Pikirannya terputus ketika baki mulai tergelincir. Lengannya melemas, dan cangkir teh porselen perak itu hancur saat menabrak tanah, suara benturan keras yang menggema di ruangan membuat senyap.

Mata zamrud Lucian menyempit saat ia berbalik ke arahnya. "Apa kamu serius?" dia menyentak, nadanya tajam. "Kamu bahkan tidak bisa mengatasi sesuatu yang sesederhana menahan baki?"

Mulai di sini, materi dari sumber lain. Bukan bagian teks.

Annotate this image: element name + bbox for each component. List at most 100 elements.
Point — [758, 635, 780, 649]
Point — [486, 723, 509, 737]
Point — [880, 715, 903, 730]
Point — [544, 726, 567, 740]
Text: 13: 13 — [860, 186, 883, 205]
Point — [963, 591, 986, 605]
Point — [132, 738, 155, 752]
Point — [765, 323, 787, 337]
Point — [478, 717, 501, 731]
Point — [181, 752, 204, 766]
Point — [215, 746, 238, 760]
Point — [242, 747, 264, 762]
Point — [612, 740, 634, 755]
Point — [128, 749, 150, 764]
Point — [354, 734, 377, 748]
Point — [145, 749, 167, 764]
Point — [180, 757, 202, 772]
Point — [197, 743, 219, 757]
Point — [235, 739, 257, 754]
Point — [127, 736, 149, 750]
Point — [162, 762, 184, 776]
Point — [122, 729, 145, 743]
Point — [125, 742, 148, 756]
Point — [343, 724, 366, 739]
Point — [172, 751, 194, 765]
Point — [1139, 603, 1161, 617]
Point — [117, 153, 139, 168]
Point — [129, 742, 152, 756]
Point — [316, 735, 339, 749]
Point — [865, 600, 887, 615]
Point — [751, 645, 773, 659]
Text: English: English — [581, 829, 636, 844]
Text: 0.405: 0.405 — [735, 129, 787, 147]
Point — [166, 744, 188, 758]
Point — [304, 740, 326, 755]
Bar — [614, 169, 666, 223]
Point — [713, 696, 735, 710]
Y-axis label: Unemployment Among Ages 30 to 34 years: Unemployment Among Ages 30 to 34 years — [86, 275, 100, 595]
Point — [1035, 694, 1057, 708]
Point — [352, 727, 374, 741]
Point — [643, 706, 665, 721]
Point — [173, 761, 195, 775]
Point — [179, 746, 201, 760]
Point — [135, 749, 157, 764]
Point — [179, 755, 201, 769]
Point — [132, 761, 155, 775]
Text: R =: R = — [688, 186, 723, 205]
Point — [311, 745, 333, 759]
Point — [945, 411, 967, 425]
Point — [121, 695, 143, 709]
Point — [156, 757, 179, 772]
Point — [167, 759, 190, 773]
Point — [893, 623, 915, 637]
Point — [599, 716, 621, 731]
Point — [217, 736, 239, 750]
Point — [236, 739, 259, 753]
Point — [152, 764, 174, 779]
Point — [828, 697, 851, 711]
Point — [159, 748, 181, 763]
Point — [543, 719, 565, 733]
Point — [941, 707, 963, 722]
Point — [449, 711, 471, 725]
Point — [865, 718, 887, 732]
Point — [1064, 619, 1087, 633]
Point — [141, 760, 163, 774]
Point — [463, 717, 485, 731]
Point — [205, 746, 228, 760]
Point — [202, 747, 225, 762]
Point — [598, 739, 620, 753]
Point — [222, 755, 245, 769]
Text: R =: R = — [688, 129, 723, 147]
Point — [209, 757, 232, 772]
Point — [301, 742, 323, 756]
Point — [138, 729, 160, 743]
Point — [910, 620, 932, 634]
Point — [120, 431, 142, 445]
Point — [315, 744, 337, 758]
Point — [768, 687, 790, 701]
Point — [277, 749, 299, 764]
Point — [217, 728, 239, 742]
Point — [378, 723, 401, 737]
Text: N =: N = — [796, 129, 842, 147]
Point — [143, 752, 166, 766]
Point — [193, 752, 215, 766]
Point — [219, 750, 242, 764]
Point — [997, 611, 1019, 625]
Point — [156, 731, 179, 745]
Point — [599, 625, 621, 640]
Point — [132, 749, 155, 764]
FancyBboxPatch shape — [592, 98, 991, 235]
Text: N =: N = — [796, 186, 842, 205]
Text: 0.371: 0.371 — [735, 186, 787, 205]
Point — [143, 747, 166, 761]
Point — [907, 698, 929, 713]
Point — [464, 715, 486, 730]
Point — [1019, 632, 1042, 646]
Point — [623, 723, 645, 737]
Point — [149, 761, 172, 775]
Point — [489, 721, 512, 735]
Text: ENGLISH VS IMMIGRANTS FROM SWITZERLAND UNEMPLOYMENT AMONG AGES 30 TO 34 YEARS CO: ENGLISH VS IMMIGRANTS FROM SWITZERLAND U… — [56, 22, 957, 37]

Aria secara tegak, tangannya bergetar di sisinya. "Bukan tugas saya untuk diperlakukan seperti pelayan," sahutnya, suaranya gemetar dengan amarah dan frustrasi.

"Tugas kamu untuk tidak memalukan diri sendiri lebih jauh," balas Lucian dengan dingin. "Angkat pecahan-pecahan itu dan bawa baki lain. Mungkin kali ini kamu bisa berhasil tidak merusaknya."

Hati Aria mencengkeram akan penghinaan itu. Instingnya adalah untuk melawan, untuk bertahan di tempatnya, tetapi bobot statusnya menahannya. Apa gunanya? Mereka tidak akan pernah mendengarkan juga.

Helena melangkah maju, meletakkan tangan dengan lembut di lengan Lucian. "Lucian, tolong," katanya dengan lembut, suaranya penuh kepura-puraan khawatir. "Dia telah mengalami masa sulit belakangan ini. Janganlah terlalu keras padanya."

Mata Aria menyempit. Dia bisa melihat melalui permainan Helena, sedikit rasa puas yang terlihat di ekspresinya.

"Jangan membela saya," kata Aria dengan tenang, suaranya tegas. Dia berpaling ke Lucian, memaksakan diri untuk menatap tatapan dinginnya. "Aku akan mengambil baki lain."

Tanpa kata lain, ia membungkuk untuk mengumpulkan pecahan-pecahan itu, jarinya gemetar saat ia menahan air mata. Saat ia berdiri, memegang kepalanya tinggi meskipun sakit di dadanya, ia menangkap senyum puas Helena.